Theoretical economic geography focuses on building theories about spatial arrangement and distribution of economic actions.
Regional economic geography examines the economic conditions of particular regions or countries of the world. It deals with economic rationalization as well as local economic development.
Historical economic geography examines the history and development of the spatial economic structure. Using historical data, it examines how centers of population and economic activity shift, what patterns of regional specialization and localization evolve over time, and what factors explain these changes.
Critically economic geography is one of the most important approaches. This approach is taken from the point of view of contemporary critical geography and its philosophy.
Behavioral economic geography examines the cognitive processes underlying spatial reasoning, place decision making, and behavior of firms and individuals.

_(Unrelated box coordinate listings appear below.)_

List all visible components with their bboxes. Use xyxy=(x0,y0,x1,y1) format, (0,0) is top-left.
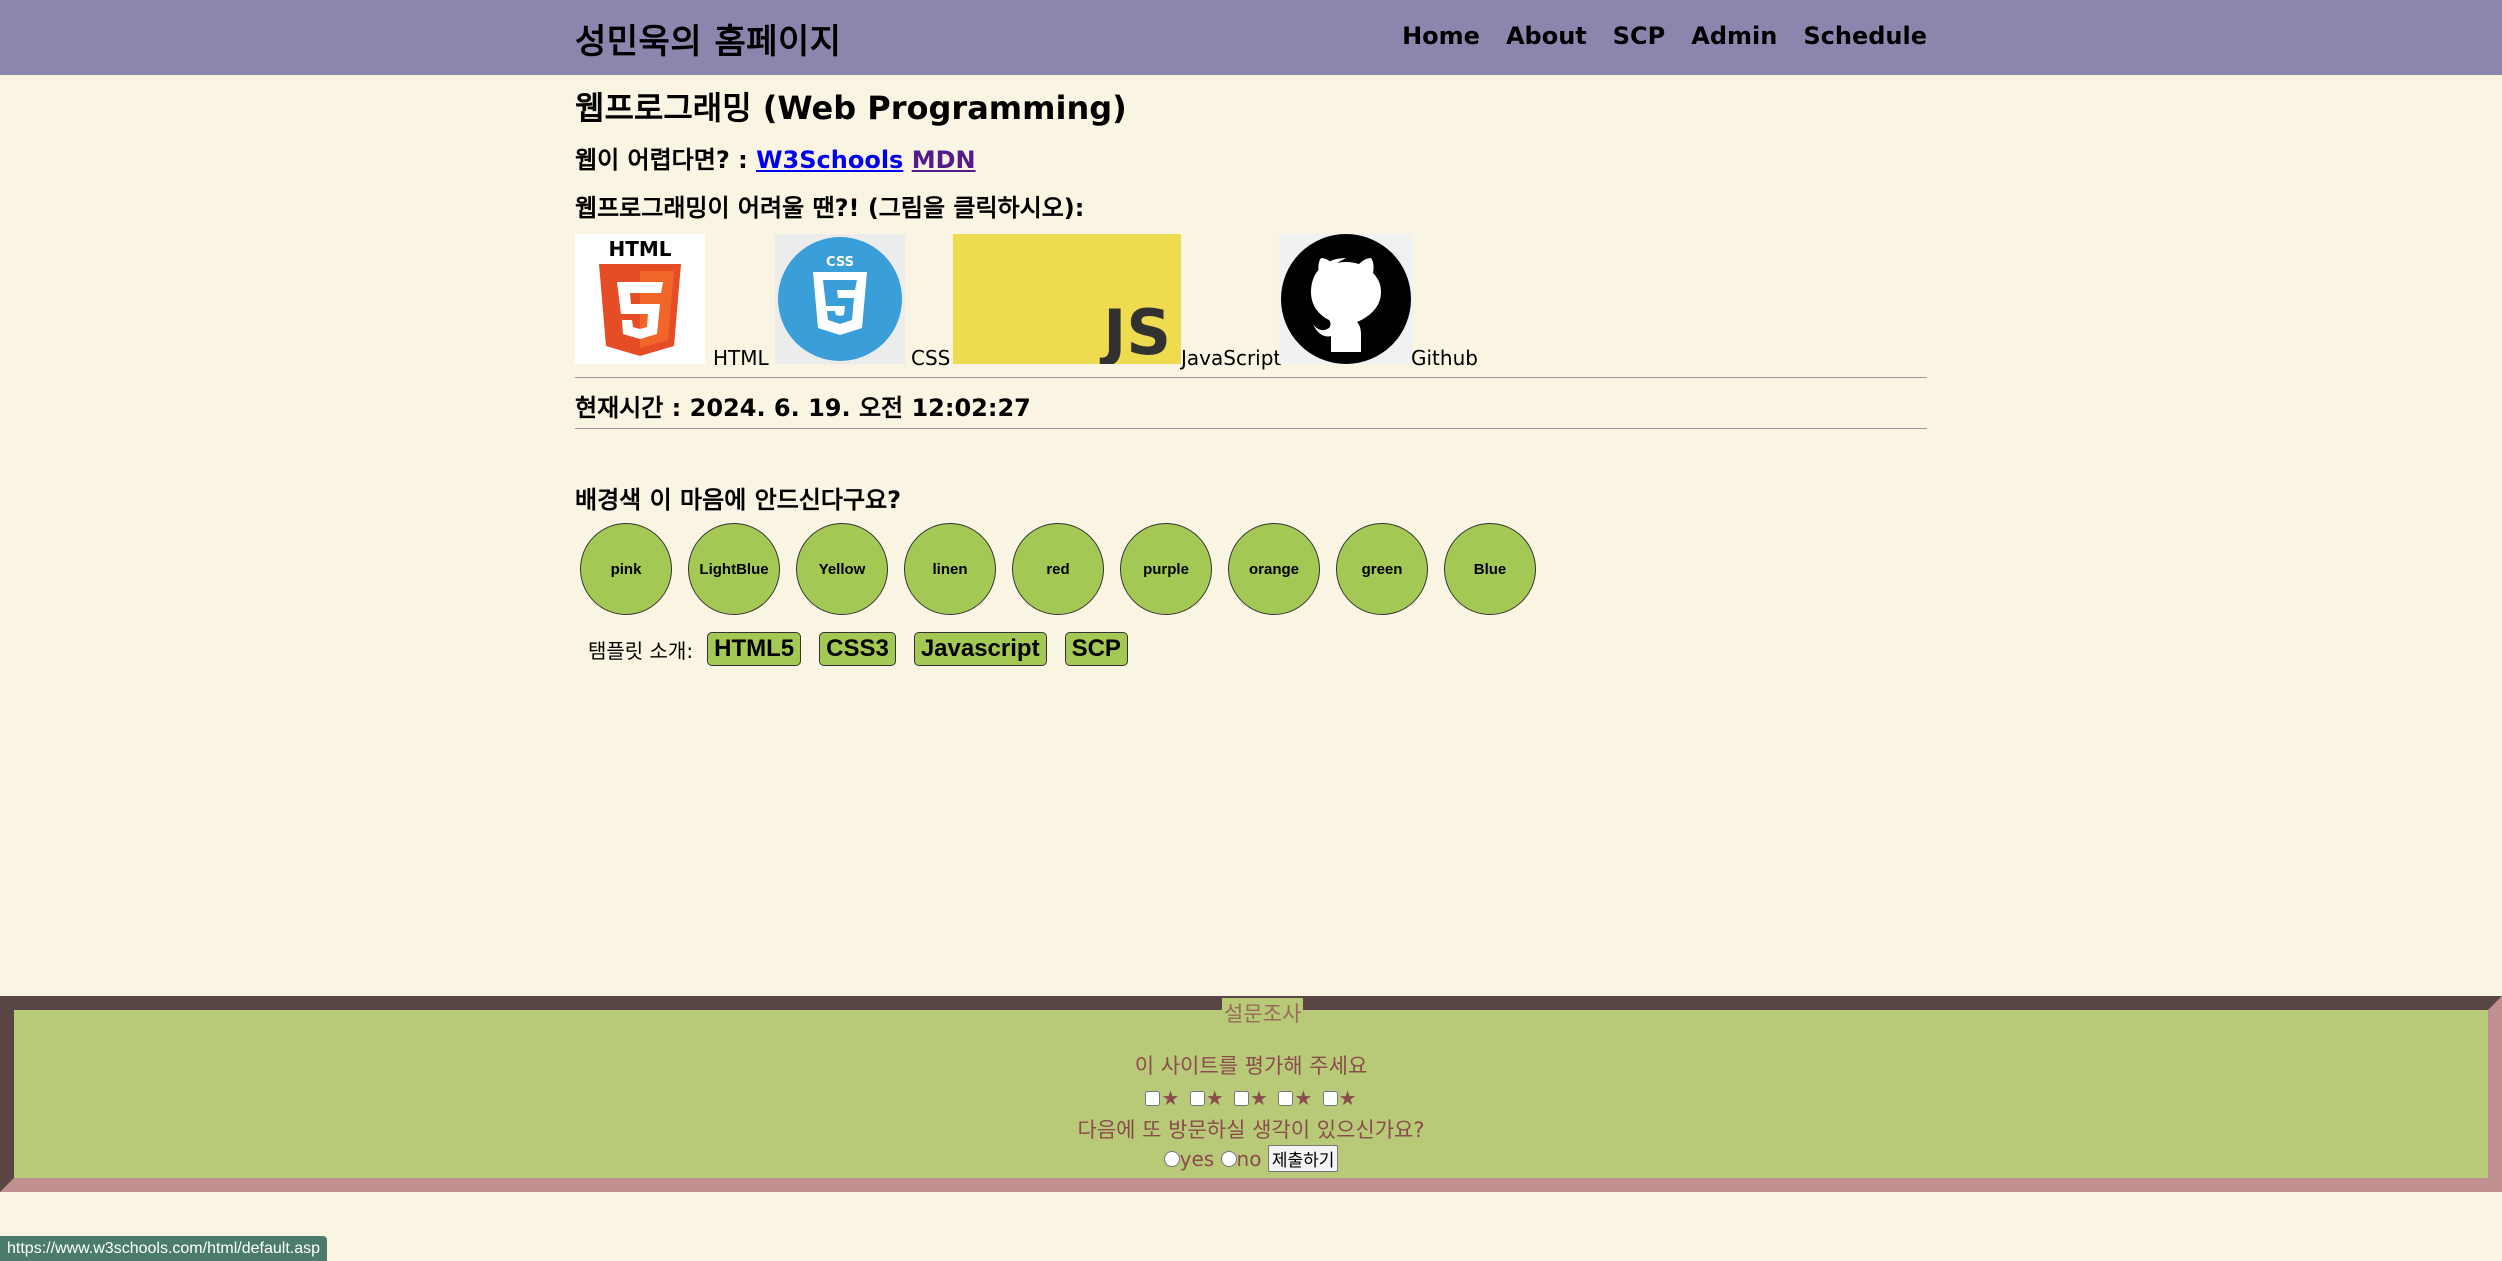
rating-checkbox-1[interactable] xyxy=(1145,1091,1161,1106)
template-scp-button[interactable]: SCP xyxy=(1064,632,1128,666)
template-css3-button[interactable]: CSS3 xyxy=(819,632,896,666)
rating-option-1[interactable]: ★ xyxy=(1145,1086,1179,1110)
page-title: 웹프로그래밍 (Web Programming) xyxy=(575,89,1127,127)
css3-logo-icon[interactable]: CSS xyxy=(775,234,905,364)
bg-color-buttons: pink LightBlue Yellow linen red purple o… xyxy=(580,523,1536,615)
bg-button-orange[interactable]: orange xyxy=(1228,523,1320,615)
bottom-divider xyxy=(575,428,1927,429)
survey-legend: 설문조사 xyxy=(1222,998,1304,1028)
logo-row: HTML HTML CSS CSS JS JavaScript Github xyxy=(575,234,1927,374)
nav-about[interactable]: About xyxy=(1506,22,1587,50)
nav-schedule[interactable]: Schedule xyxy=(1803,22,1927,50)
bg-button-red[interactable]: red xyxy=(1012,523,1104,615)
help-links-line: 웹이 어렵다면? : W3Schools MDN xyxy=(575,144,1927,176)
top-divider xyxy=(575,377,1927,378)
html-caption: HTML xyxy=(713,346,769,370)
help-prefix: 웹이 어렵다면? : xyxy=(575,146,748,174)
star-icon: ★ xyxy=(1161,1086,1180,1110)
status-url-bar: https://www.w3schools.com/html/default.a… xyxy=(0,1236,328,1261)
github-caption: Github xyxy=(1411,346,1478,370)
bg-button-yellow[interactable]: Yellow xyxy=(796,523,888,615)
svg-text:JS: JS xyxy=(1099,296,1171,364)
star-icon: ★ xyxy=(1205,1086,1224,1110)
star-icon: ★ xyxy=(1294,1086,1313,1110)
rating-question: 이 사이트를 평가해 주세요 xyxy=(1134,1054,1368,1078)
rating-option-2[interactable]: ★ xyxy=(1189,1086,1224,1110)
bg-button-blue[interactable]: Blue xyxy=(1444,523,1536,615)
template-label: 탬플릿 소개: xyxy=(588,638,694,663)
rating-checkbox-3[interactable] xyxy=(1234,1091,1250,1106)
bg-color-title: 배경색 이 마음에 안드신다구요? xyxy=(575,486,902,514)
template-javascript-button[interactable]: Javascript xyxy=(913,632,1047,666)
rating-option-3[interactable]: ★ xyxy=(1234,1086,1268,1110)
clock-value: 2024. 6. 19. 오전 12:02:27 xyxy=(689,394,1031,422)
rating-option-5[interactable]: ★ xyxy=(1322,1086,1357,1110)
bg-button-linen[interactable]: linen xyxy=(904,523,996,615)
nav-home[interactable]: Home xyxy=(1402,22,1480,50)
svg-text:CSS: CSS xyxy=(826,255,854,270)
submit-button[interactable]: 제출하기 xyxy=(1267,1145,1339,1172)
rating-checkbox-5[interactable] xyxy=(1322,1091,1338,1106)
bg-button-pink[interactable]: pink xyxy=(580,523,672,615)
top-header: 성민욱의 홈페이지 Home About SCP Admin Schedule xyxy=(0,0,2502,75)
github-logo-icon[interactable] xyxy=(1279,234,1413,364)
rating-stars: ★ ★ ★ ★ ★ xyxy=(14,1086,2488,1110)
yes-label: yes xyxy=(1179,1147,1215,1171)
template-row: 탬플릿 소개: HTML5 CSS3 Javascript SCP xyxy=(588,632,1146,666)
bg-button-purple[interactable]: purple xyxy=(1120,523,1212,615)
bg-button-lightblue[interactable]: LightBlue xyxy=(688,523,780,615)
mdn-link[interactable]: MDN xyxy=(912,146,976,174)
rating-option-4[interactable]: ★ xyxy=(1278,1086,1312,1110)
star-icon: ★ xyxy=(1338,1086,1357,1110)
javascript-caption: JavaScript xyxy=(1181,346,1282,370)
main-nav: Home About SCP Admin Schedule xyxy=(1402,22,1927,50)
yes-radio[interactable] xyxy=(1163,1151,1180,1167)
css-caption: CSS xyxy=(911,346,951,370)
svg-text:HTML: HTML xyxy=(608,237,671,261)
javascript-logo-icon[interactable]: JS xyxy=(953,234,1181,364)
survey-fieldset: 설문조사 이 사이트를 평가해 주세요 ★ ★ ★ ★ ★ 다음에 또 방문하실… xyxy=(0,996,2502,1192)
revisit-question: 다음에 또 방문하실 생각이 있으신가요? xyxy=(1077,1118,1425,1142)
star-icon: ★ xyxy=(1250,1086,1268,1110)
template-html5-button[interactable]: HTML5 xyxy=(707,632,802,666)
site-title: 성민욱의 홈페이지 xyxy=(575,22,842,62)
no-label: no xyxy=(1236,1147,1262,1171)
nav-admin[interactable]: Admin xyxy=(1691,22,1777,50)
current-time: 현재시간 : 2024. 6. 19. 오전 12:02:27 xyxy=(575,388,1031,423)
logo-prompt: 웹프로그래밍이 어려울 땐?! (그림을 클릭하시오): xyxy=(575,194,1085,222)
revisit-answers: yes no 제출하기 xyxy=(14,1145,2488,1172)
rating-checkbox-2[interactable] xyxy=(1189,1091,1205,1106)
nav-scp[interactable]: SCP xyxy=(1613,22,1666,50)
html5-logo-icon[interactable]: HTML xyxy=(575,234,705,364)
rating-checkbox-4[interactable] xyxy=(1278,1091,1294,1106)
w3schools-link[interactable]: W3Schools xyxy=(756,146,903,174)
no-radio[interactable] xyxy=(1220,1151,1237,1167)
main-content: 웹프로그래밍 (Web Programming) 웹이 어렵다면? : W3Sc… xyxy=(575,88,1927,374)
bg-button-green[interactable]: green xyxy=(1336,523,1428,615)
clock-label: 현재시간 : xyxy=(575,394,682,422)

Economic geography is sometimes approached as a branch of anthropogeography that focuses on regional systems of human economic activity. An alternative description of different approaches to the study of human economic activity can be organized around spatiotemporal study, a study of production/consumption of economic items, and study of economic flow. Spatiotemporal systems of study include economic actions of a region, mixed social spaces, and development.
Alternatively, the study may focus on the production, exchange, distribution, and consumption of items of economic activity. Allowing parameters of space-time and item to vary, a geographer may also examine material flow, commodity flow, population flow, and information flow from different parts of the economic activity system.